Two factors affect the proportion of young NEET people: the proportion not in any education and training (NET), and the employment rate for young people who are NET, estimated from the Labour Force Survey.
Statisticians at the DfE said the increase in age 18 NEETs comes after a record low in 2021 driven by a high proportion in employment.
Commentary published alongside the data said: “The large annual increase in NEET at age 18 follows an unusually low NEET rate in 2021. The 2021 NEET decrease was driven by a high proportion of 18-year-olds estimated to be in employment (not in education and training) at 22.2 per cent. In 2022 the proportion in employment was 18.5 per cent, comparable to other recent rates.
“The trend since 2016 shows an increasing proportion NEET at age 18 driven largely by decreases in participation.”
The overall 16 to 18 NEET rate fluctuated between 8 and 10 per cent up to 2012 and then fell each year to a series low of 5.8 per cent in 2016.
Over recent years the 16 to 18 NEET rate has slowly increased with a large jump of 1.3 percentage points in the latest year to 8.4 per cent.
Bill Jones, executive principal at Leeds City College, said the figures were concerning.
“Given projections for 200,000 additional 16-18 students by 2030, there’s a real risk this number may spiral in the coming years,” he said.
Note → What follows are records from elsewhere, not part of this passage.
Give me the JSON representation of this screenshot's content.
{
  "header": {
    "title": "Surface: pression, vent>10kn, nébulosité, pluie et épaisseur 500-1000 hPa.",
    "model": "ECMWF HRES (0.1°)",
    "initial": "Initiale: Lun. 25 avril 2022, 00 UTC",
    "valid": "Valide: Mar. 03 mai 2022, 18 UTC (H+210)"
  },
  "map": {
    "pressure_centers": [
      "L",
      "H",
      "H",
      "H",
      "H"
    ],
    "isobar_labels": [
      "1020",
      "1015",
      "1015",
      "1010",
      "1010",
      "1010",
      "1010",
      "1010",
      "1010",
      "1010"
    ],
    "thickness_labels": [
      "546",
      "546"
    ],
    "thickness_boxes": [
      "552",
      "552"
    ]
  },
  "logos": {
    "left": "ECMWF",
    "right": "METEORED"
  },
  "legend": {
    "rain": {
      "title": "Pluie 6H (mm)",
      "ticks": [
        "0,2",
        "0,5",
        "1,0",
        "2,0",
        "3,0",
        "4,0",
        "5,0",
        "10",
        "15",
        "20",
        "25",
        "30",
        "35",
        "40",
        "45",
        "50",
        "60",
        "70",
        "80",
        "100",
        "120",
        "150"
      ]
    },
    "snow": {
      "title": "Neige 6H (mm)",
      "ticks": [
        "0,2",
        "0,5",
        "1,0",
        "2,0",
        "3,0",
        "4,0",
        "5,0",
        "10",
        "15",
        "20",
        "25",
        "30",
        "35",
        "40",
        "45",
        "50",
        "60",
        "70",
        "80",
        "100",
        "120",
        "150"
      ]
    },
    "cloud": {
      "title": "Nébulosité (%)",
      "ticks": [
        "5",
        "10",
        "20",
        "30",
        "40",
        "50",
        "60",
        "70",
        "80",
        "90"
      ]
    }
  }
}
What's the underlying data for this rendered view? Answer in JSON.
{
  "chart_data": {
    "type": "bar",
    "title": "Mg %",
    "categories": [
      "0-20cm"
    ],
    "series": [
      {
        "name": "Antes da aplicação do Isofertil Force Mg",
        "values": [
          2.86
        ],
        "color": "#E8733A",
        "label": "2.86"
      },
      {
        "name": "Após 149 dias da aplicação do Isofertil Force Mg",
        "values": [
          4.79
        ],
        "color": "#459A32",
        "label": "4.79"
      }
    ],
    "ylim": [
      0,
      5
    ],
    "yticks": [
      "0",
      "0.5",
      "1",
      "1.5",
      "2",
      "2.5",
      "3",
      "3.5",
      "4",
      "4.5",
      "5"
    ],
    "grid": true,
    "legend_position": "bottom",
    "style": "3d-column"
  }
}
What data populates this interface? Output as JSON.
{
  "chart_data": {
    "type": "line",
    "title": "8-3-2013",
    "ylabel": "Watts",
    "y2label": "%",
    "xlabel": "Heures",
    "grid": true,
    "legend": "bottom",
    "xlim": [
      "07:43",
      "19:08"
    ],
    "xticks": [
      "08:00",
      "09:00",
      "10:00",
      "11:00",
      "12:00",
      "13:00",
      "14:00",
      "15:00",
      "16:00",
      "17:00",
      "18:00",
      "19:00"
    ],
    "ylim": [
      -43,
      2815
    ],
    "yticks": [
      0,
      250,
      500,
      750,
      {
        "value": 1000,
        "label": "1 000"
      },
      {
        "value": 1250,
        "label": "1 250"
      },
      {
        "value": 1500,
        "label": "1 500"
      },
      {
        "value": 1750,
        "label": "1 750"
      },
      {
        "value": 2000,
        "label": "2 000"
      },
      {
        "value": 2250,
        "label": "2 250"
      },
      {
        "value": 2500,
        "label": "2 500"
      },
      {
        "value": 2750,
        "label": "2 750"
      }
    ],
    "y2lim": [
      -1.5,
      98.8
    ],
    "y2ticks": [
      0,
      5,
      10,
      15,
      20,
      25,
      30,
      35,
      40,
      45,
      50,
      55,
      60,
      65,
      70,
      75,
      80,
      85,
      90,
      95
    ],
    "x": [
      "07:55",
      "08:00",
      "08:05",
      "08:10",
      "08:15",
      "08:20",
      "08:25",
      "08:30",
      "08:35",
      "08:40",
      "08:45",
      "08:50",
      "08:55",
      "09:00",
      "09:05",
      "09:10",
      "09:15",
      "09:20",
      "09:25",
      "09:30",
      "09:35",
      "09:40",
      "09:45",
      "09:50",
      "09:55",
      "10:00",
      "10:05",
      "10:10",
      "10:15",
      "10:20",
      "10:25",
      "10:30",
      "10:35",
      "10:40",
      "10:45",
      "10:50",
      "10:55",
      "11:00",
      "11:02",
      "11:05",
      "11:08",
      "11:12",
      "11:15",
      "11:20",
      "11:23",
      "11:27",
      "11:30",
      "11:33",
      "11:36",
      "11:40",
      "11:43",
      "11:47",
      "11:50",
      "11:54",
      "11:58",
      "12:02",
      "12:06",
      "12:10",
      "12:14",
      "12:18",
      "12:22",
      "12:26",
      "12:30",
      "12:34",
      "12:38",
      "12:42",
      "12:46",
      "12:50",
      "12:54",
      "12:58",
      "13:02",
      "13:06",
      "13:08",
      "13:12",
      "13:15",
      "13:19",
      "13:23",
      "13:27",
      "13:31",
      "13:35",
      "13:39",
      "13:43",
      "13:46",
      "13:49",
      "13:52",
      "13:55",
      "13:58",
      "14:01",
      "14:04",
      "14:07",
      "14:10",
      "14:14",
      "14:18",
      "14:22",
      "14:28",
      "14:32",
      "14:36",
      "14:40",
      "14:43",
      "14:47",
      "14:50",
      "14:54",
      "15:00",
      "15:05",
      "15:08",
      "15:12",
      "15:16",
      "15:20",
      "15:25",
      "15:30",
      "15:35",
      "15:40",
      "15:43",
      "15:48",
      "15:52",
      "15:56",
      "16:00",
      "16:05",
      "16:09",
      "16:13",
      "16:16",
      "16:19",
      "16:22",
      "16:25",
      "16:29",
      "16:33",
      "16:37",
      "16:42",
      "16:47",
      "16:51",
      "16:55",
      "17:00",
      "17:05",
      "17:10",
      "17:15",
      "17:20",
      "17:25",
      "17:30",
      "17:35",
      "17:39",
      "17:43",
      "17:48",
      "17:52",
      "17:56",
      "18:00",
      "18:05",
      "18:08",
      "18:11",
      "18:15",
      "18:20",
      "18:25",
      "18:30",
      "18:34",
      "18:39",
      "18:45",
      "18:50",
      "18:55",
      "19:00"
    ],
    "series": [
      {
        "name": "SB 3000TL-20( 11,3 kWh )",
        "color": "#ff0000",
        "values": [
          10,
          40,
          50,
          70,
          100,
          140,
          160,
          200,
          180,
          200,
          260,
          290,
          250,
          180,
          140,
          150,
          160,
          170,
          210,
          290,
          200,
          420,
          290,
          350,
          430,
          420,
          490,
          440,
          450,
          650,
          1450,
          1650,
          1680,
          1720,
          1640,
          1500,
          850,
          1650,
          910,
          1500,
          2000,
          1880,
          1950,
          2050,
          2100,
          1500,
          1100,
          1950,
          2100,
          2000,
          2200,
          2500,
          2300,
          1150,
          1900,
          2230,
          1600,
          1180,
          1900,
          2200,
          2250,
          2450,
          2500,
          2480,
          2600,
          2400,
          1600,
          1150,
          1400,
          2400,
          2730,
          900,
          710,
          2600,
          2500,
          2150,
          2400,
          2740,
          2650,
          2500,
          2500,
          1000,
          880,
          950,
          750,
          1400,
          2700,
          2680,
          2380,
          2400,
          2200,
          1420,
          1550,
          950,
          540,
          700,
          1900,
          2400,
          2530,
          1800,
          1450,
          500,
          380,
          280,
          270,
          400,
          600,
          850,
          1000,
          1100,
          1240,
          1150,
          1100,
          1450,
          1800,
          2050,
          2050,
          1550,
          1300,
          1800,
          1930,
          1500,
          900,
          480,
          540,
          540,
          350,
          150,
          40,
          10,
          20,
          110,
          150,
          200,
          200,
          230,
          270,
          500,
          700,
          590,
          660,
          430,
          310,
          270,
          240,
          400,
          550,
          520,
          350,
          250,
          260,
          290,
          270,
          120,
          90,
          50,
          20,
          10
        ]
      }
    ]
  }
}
“Re-engagement programmes, such as those on offer at Leeds City College, are needed to support otherwise NEET young people, who often need mental health support, careers advice and pastoral guidance to re-enter or remain in education. This is particularly crucial in areas such as Leeds, where there have historically been far higher levels of NEET than the national average.”
A DfE spokesperson said it was good news to see the rise in the proportion participating in education and apprenticeships for the 16 and 17 age group.
“To support more young people to progress we are continuing to work with employers to create more apprenticeships, roll out more transformative T Levels, and promote all the exciting education and training opportunities through our ‘Get the Jump’ campaign,” they said.
“We’re also investing in a range support programmes for young people, including Youth Hubs, Supported Internships and the DWP Youth Offer, ensuring that young people aged 16 to 24 receive personalised work coach support.”